Stel vervolgens dat we een rechtsnorm σc hebben. Ten aanzien van de betreffende normen bestaat geen onduidelijkheid. In dat geval geldt Ρ(σc) = 1. Wel bestaat er onzekerheid omtrent de vraag of de rechtsnorm in een specifiek rechtsvindingsvraagstuk van toepassing is op de feiten. Bij een a-contrarioredenering zou dat wel het geval zijn. Onzeker is echter of de a-contrarioredenering in dit geval van toepassing is. De a-contrarioredenering is een juridische afleidingsregel afl ϵ AFL (zie paragraaf 5.8.2). Vanwege de onzekerheid krijgt deze een waarschijnlijkheidswaarde die lager is dan 1 (Ρ(afl) < 1). De onzekerheid ten aanzien van de mogelijke toepassing van de a-contrarioredenering werkt dan door naar het eindresultaat.

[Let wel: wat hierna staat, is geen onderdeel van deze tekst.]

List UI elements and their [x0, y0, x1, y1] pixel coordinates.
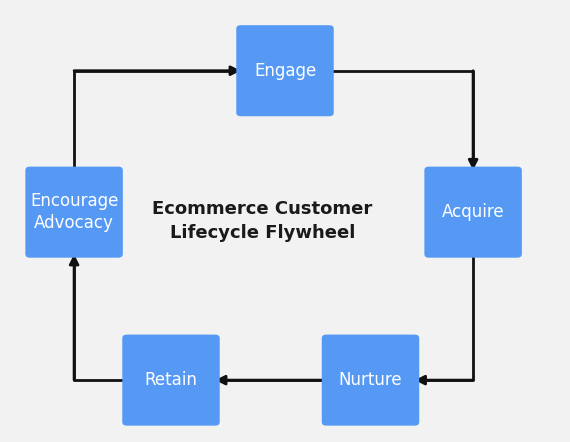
- FancyBboxPatch shape: [424, 167, 522, 258]
- Text: Acquire: Acquire: [442, 203, 504, 221]
- Text: Ecommerce Customer
Lifecycle Flywheel: Ecommerce Customer Lifecycle Flywheel: [152, 199, 372, 243]
- Text: Nurture: Nurture: [339, 371, 402, 389]
- FancyBboxPatch shape: [122, 335, 219, 426]
- Text: Retain: Retain: [145, 371, 197, 389]
- FancyBboxPatch shape: [321, 335, 420, 426]
- FancyBboxPatch shape: [236, 25, 333, 116]
- Text: Encourage
Advocacy: Encourage Advocacy: [30, 192, 119, 232]
- FancyBboxPatch shape: [26, 167, 123, 258]
- Text: Engage: Engage: [254, 62, 316, 80]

In de drie hierboven geschetste situaties hebben we respectievelijk gezien dat de onzekerheid in de (interpretatie van de) rechtsnorm zit, in de mogelijke toepassing van een conflictnorm zit dan wel in de mogelijke toepassing van een afleidingsregel.
Ik wil nog opmerken dat waar rechtsnormen universeel zijn, dat ook geldt voor de waarschijnlijkheid van rechtsnormen. Met universeel bedoel ik dat een bepaalde rechtsnorm σ voor elke belastingplichtige gelijke gelding heeft. Dit geldt dan ook voor een mogelijke interpretatie van die rechtsnorm. Als voor de ene belastingplichtige bijvoorbeeld geldt dat de waarschijnlijkheid van een grammaticale interpretatie van de rechtsnorm gelijk is aan 0,8 (Ρ(σ) = 0,8), dan geldt dat voor alle belastingplichtigen op wie de betreffende rechtsnorm van toepassing is. Met andere woorden: als de onzekerheid ten aanzien van de interpretatie van een rechtsnorm afhankelijk is van de omstandigheden van het specifieke geval, dan geldt dat in dezelfde mate voor belastingplichtigen die in exact dezelfde situatie verkeren.